For The Simple Syrup:

  • 3/4 cup sugar
  • 3/4 cup water

For The Tapioca:

  • 4 cups water
  • 1/2 cup regular black tapioca pearls

For Serving:

  • whole milk or nut milk
  • chilled rose water (optional)
  • ice cubes
  • 4 boba tea straws

Instructions

Brew The Black Tea:

  • Heat the water to 200-212F in a medium pot. Remove from the heat, add the tea bags to the pot and steep 5 minutes. Let cool, then chill until cold.

Prepare The Simple Syrup:

  • Combine the water and sugar in a small saucepan and bring to a simmer over medium-high heat. Stir until the sugar has dissolved completely. Remove from the heat and allow to cool to room temperature, then transfer to a container and chill in the refrigerator.

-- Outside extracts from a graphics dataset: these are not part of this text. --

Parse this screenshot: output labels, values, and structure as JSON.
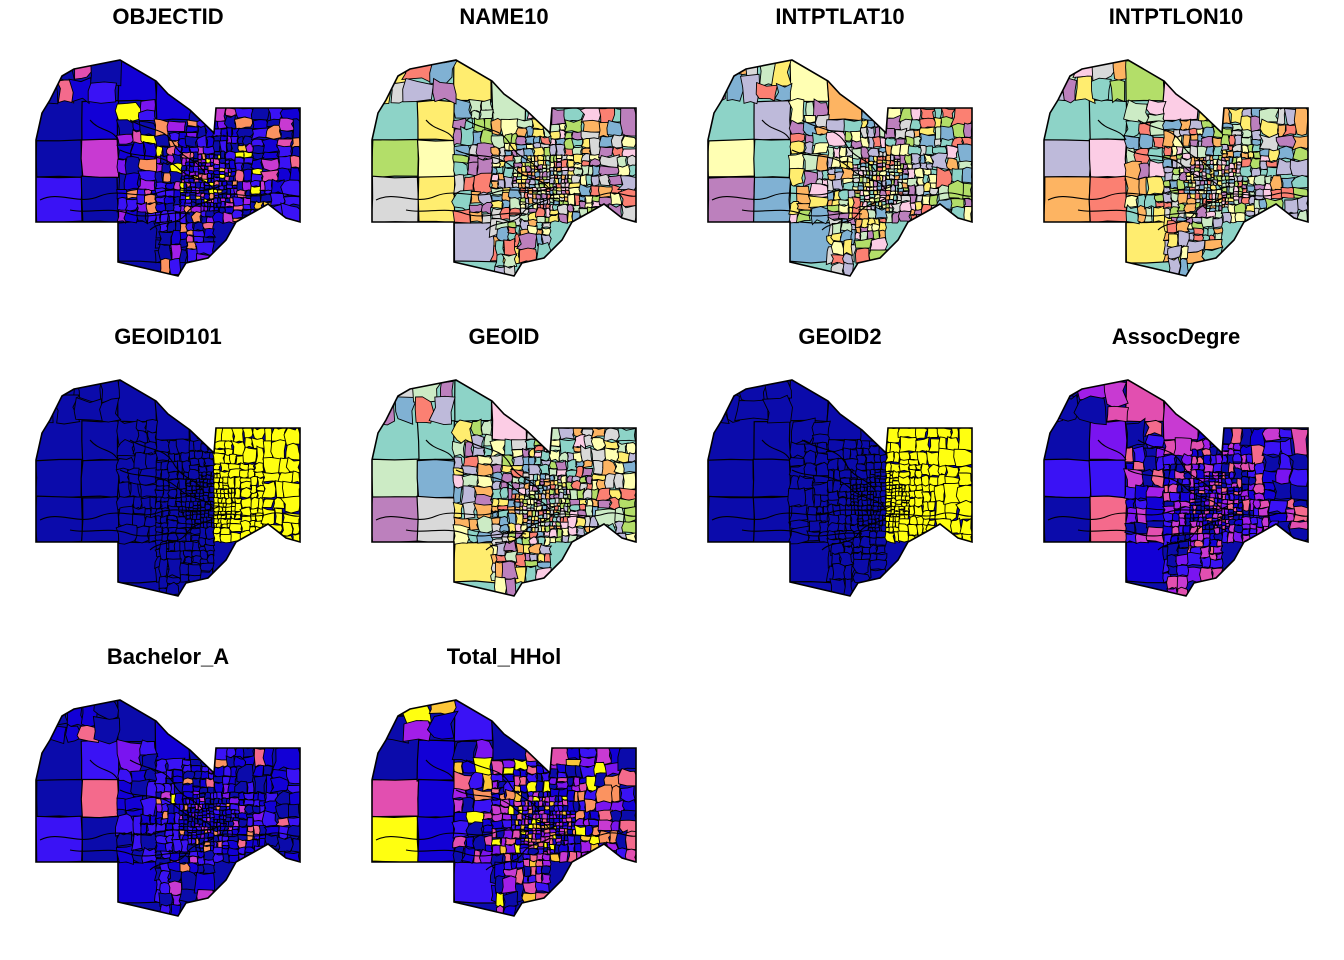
{
  "figure": {
    "panels": [
      {
        "title": "OBJECTID",
        "palette": [
          "#0b0bab",
          "#1200d6",
          "#3a12f5",
          "#7a14f0",
          "#a21ee8",
          "#c83ad2",
          "#e24fb0",
          "#f46a8c",
          "#fb9360",
          "#fcc638",
          "#ffff10"
        ],
        "dark_weight": 0.55
      },
      {
        "title": "NAME10",
        "palette": [
          "#8dd3c7",
          "#ffffb3",
          "#bebada",
          "#fb8072",
          "#80b1d3",
          "#fdb462",
          "#b3de69",
          "#fccde5",
          "#d9d9d9",
          "#bc80bd",
          "#ccebc5",
          "#ffed6f"
        ],
        "dark_weight": 0
      },
      {
        "title": "INTPTLAT10",
        "palette": [
          "#8dd3c7",
          "#ffffb3",
          "#bebada",
          "#fb8072",
          "#80b1d3",
          "#fdb462",
          "#b3de69",
          "#fccde5",
          "#d9d9d9",
          "#bc80bd",
          "#ccebc5",
          "#ffed6f"
        ],
        "dark_weight": 0
      },
      {
        "title": "INTPTLON10",
        "palette": [
          "#8dd3c7",
          "#ffffb3",
          "#bebada",
          "#fb8072",
          "#80b1d3",
          "#fdb462",
          "#b3de69",
          "#fccde5",
          "#d9d9d9",
          "#bc80bd",
          "#ccebc5",
          "#ffed6f"
        ],
        "dark_weight": 0
      },
      {
        "title": "GEOID101",
        "palette": [
          "#0b0bab",
          "#ffff10"
        ],
        "split": "east"
      },
      {
        "title": "GEOID",
        "palette": [
          "#8dd3c7",
          "#ffffb3",
          "#bebada",
          "#fb8072",
          "#80b1d3",
          "#fdb462",
          "#b3de69",
          "#fccde5",
          "#d9d9d9",
          "#bc80bd",
          "#ccebc5",
          "#ffed6f"
        ],
        "dark_weight": 0
      },
      {
        "title": "GEOID2",
        "palette": [
          "#0b0bab",
          "#ffff10"
        ],
        "split": "east"
      },
      {
        "title": "AssocDegre",
        "palette": [
          "#0b0bab",
          "#1200d6",
          "#3a12f5",
          "#7a14f0",
          "#a21ee8",
          "#c83ad2",
          "#e24fb0",
          "#f46a8c"
        ],
        "dark_weight": 0.35
      },
      {
        "title": "Bachelor_A",
        "palette": [
          "#0b0bab",
          "#1200d6",
          "#3a12f5",
          "#7a14f0",
          "#c83ad2",
          "#f46a8c",
          "#fb9360",
          "#ffff10"
        ],
        "dark_weight": 0.8
      },
      {
        "title": "Total_HHol",
        "palette": [
          "#0b0bab",
          "#1200d6",
          "#3a12f5",
          "#7a14f0",
          "#a21ee8",
          "#c83ad2",
          "#e24fb0",
          "#f46a8c",
          "#fb9360",
          "#fcc638",
          "#ffff10"
        ],
        "dark_weight": 0.3
      }
    ]
  }
}
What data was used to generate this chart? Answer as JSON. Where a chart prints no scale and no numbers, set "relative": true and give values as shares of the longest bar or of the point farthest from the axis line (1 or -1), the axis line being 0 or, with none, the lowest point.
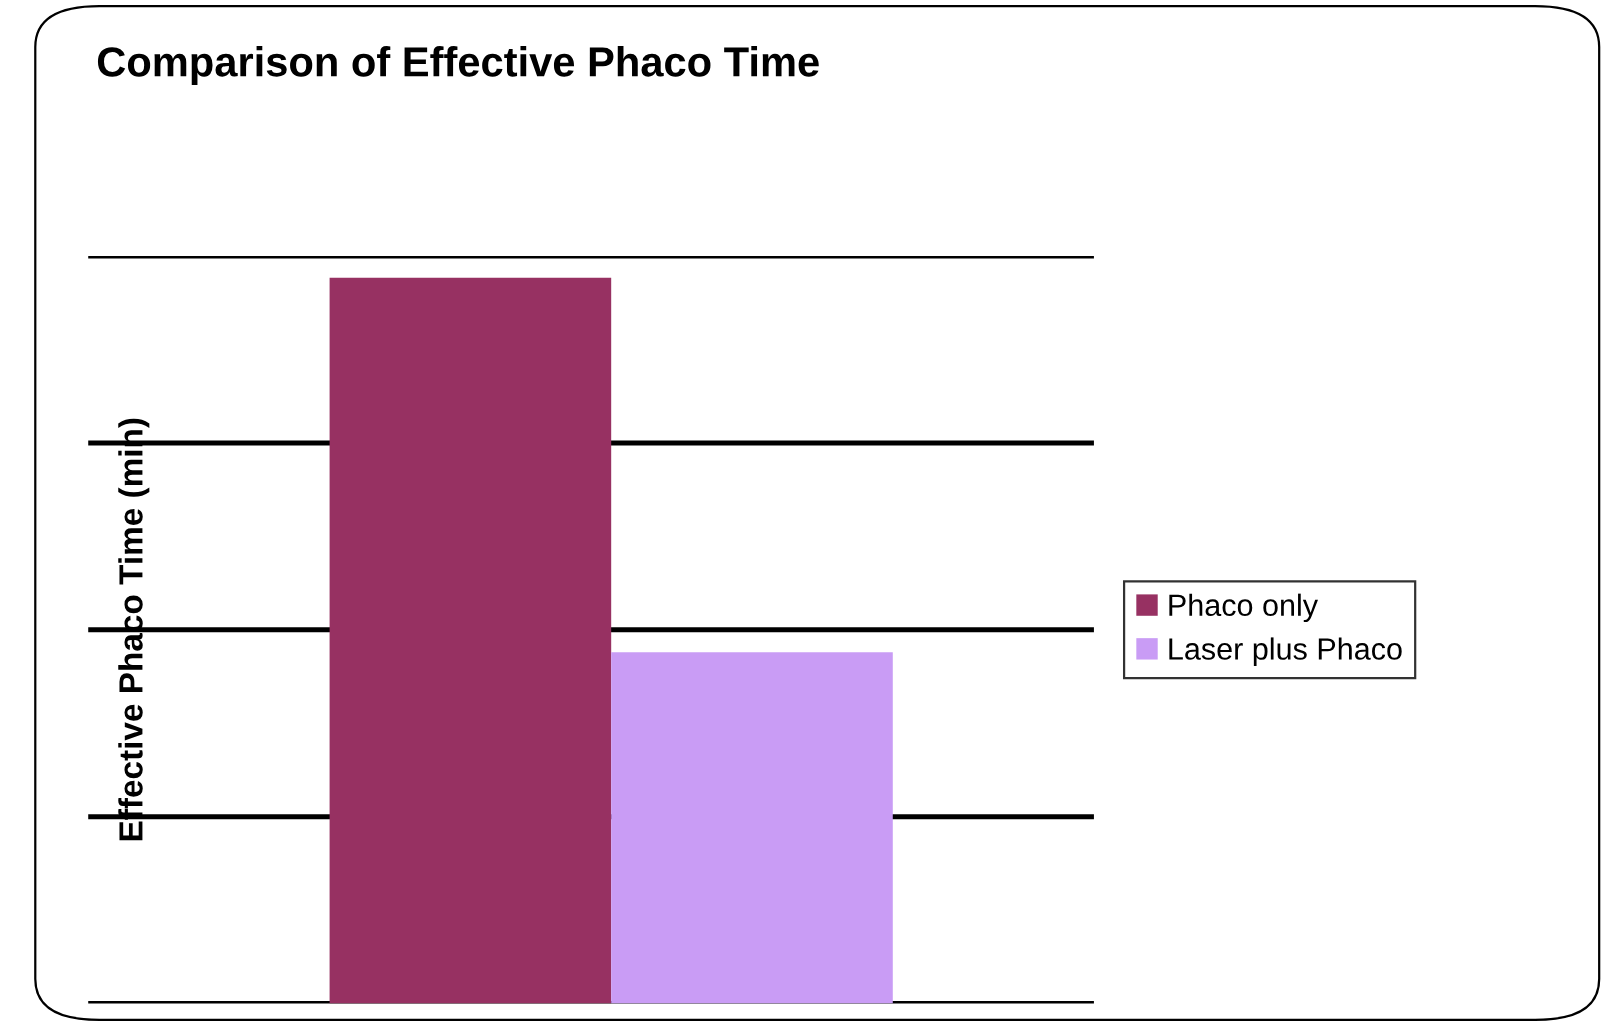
{
  "chart_data": {
    "type": "bar",
    "title": "Comparison of Effective Phaco Time",
    "ylabel": "Effective Phaco Time (min)",
    "categories": [
      null
    ],
    "series": [
      {
        "name": "Phaco only",
        "color": "#973162",
        "values": [
          1
        ]
      },
      {
        "name": "Laser plus Phaco",
        "color": "#c99cf5",
        "values": [
          0.484
        ]
      }
    ],
    "relative": true,
    "grid": "y",
    "legend": "right"
  }
}
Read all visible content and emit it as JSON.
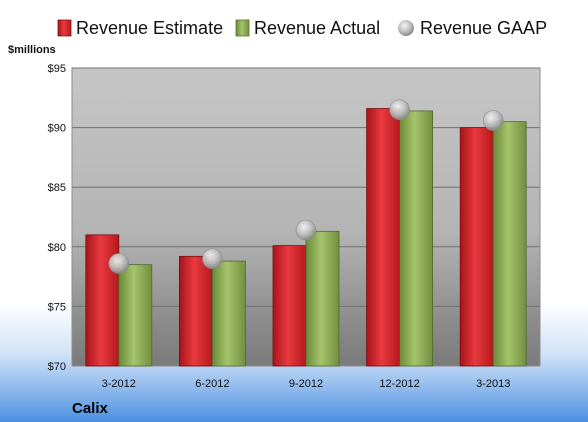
{
  "chart_data": {
    "type": "bar",
    "unit_label": "$millions",
    "company": "Calix",
    "categories": [
      "3-2012",
      "6-2012",
      "9-2012",
      "12-2012",
      "3-2013"
    ],
    "ylim": [
      70,
      95
    ],
    "yticks": [
      70,
      75,
      80,
      85,
      90,
      95
    ],
    "ytick_labels": [
      "$70",
      "$75",
      "$80",
      "$85",
      "$90",
      "$95"
    ],
    "grid": true,
    "legend_position": "top",
    "series": [
      {
        "name": "Revenue Estimate",
        "type": "bar",
        "color": "#d9262b",
        "values": [
          81.0,
          79.2,
          80.1,
          91.6,
          90.0
        ]
      },
      {
        "name": "Revenue Actual",
        "type": "bar",
        "color": "#8fae5a",
        "values": [
          78.5,
          78.8,
          81.3,
          91.4,
          90.5
        ]
      },
      {
        "name": "Revenue GAAP",
        "type": "scatter",
        "color": "#b0b0b0",
        "values": [
          78.6,
          79.0,
          81.4,
          91.5,
          90.6
        ]
      }
    ]
  }
}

Prepare The Tapioca Pearls:

  • In a medium pot (you can use the same one used for the tea if you like), bring the water to a boil. Add the tapioca pearls and cook, while stirring, until the pearls are floating (this will take about 3 minutes.) Reduce heat to medium, cover, and continue to cook about 12 minutes more. Drain the tapioca and transfer to a heatproof bowl or container. Add 3 tbsp of the simple syrup and stir to coat. Allow to cool to room temperature.

Serve:

  • Stir together the iced tea, milk to taste, 6 tbsp of the syrup (or to taste), and 1/2-1 tsp of rosewater (or to taste). Divide the boba between glasses. Add ice cubes to the glasses, then fill the glasses with the tea mixture. Serve with a boba tea straw and enjoy!